Back at our hotel, yet again another long and noisy discussion with Berlinda came into development as our previously negotiated car hire price comes out to be seven times the initiated deal ! This being the drop that overloaded the bucket, immediately I demanded my tour-escort cq trip-operator to end her accompany here since I don't see any reason to use her services further more. The exchanging of words ended up in a screamingly loud discussion from her side, something which during the past 15 years of worldwide traveling, I have never experienced before. It shocked me so much, that I want to get rid of her right away on the spot. She asks for an additional 800.000 rupiah for her "services" apart from the 700.000 car hire. That being said I was happy to pay and get totally rid of her by now.
Looking back from the moment she picked me up too late at the airport until now, she has literally done nothing. It is Kardi the local Papuan guide who helped me throughout with both explanations and instructions. For Berlinda this was just a touristic trip as it was to me with only one exception, everything being paid for her by this western visitor.
That being said and another experience richer, I would like to take the opportunity to warn possible travelers to use Papua Explorer Tours, a fake organisation run by a women from Jayapura called "Berlinda Bungapon".

Bottom line: I had a great trip with exceptional new experiences during my contact with the loving Dani peoples.

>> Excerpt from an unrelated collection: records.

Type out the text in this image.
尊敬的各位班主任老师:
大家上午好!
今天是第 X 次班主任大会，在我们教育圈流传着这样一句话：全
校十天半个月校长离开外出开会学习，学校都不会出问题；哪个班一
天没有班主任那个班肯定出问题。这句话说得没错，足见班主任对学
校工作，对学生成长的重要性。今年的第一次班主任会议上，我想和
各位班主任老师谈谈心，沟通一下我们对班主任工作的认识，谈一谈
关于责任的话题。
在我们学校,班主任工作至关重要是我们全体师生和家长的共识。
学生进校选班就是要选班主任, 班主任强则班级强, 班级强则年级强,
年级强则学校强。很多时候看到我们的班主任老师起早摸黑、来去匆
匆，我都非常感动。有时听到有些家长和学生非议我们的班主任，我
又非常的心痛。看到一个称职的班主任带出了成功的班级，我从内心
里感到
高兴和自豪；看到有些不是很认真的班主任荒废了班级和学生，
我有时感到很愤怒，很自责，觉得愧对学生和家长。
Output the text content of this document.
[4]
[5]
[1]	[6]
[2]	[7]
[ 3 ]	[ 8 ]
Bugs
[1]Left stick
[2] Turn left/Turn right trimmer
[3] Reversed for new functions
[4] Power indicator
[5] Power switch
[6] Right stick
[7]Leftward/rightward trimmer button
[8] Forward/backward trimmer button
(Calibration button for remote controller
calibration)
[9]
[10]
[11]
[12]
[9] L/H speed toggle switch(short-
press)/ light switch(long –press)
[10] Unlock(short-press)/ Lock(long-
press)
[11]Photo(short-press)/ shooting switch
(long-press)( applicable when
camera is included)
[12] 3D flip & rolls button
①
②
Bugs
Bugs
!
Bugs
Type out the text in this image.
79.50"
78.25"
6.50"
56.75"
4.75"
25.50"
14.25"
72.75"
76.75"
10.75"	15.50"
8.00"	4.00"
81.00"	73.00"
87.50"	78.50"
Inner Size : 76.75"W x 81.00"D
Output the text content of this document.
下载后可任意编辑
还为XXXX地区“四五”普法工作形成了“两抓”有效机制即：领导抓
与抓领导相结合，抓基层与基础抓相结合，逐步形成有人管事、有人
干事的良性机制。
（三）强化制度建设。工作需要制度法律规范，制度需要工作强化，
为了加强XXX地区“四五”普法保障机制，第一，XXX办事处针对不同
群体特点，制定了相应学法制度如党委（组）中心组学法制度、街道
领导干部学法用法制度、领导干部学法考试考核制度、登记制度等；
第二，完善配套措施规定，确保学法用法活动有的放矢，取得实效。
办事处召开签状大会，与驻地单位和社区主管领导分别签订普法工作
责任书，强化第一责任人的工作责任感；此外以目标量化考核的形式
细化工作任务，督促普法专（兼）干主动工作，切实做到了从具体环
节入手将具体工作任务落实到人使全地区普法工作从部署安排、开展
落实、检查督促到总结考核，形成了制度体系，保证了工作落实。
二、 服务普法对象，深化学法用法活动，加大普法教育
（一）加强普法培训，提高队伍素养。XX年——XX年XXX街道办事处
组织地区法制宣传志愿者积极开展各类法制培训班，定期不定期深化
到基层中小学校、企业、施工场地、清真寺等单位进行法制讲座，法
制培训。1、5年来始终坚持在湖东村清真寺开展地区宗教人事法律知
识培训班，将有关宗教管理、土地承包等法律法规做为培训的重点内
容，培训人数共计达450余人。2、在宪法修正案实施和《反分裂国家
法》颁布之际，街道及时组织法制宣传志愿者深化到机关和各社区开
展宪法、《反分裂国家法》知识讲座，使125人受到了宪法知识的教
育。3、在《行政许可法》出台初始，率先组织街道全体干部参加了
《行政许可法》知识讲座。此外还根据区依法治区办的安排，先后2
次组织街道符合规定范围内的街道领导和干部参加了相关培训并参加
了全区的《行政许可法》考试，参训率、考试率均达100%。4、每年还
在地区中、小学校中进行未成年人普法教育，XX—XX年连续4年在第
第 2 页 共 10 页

Traveling to the region is quite easy to do on your own without being trapped by "agencies" who often are asking for out of this world high prices.
Ok, West Papua is not a cheap destination because most goods are imported, but keeping an eye of what you're doing can save you huge amounts still.
I took a flight from Denpasar - Bali to Jayapura and paid 260 Euro round-trip. The ticket can easily be reservated at any Garuda office online. You can pick up your ticket on arrival in Bali and pay it just then. Once in Jayapura, buy a ticket with Air Trigana for about 40 USD round trip to Wamena. There are usually 4 flights a day to Wamena, if weather conditions are ok.


* Werner is the first name of the german owner of the Baliem Valley Resort.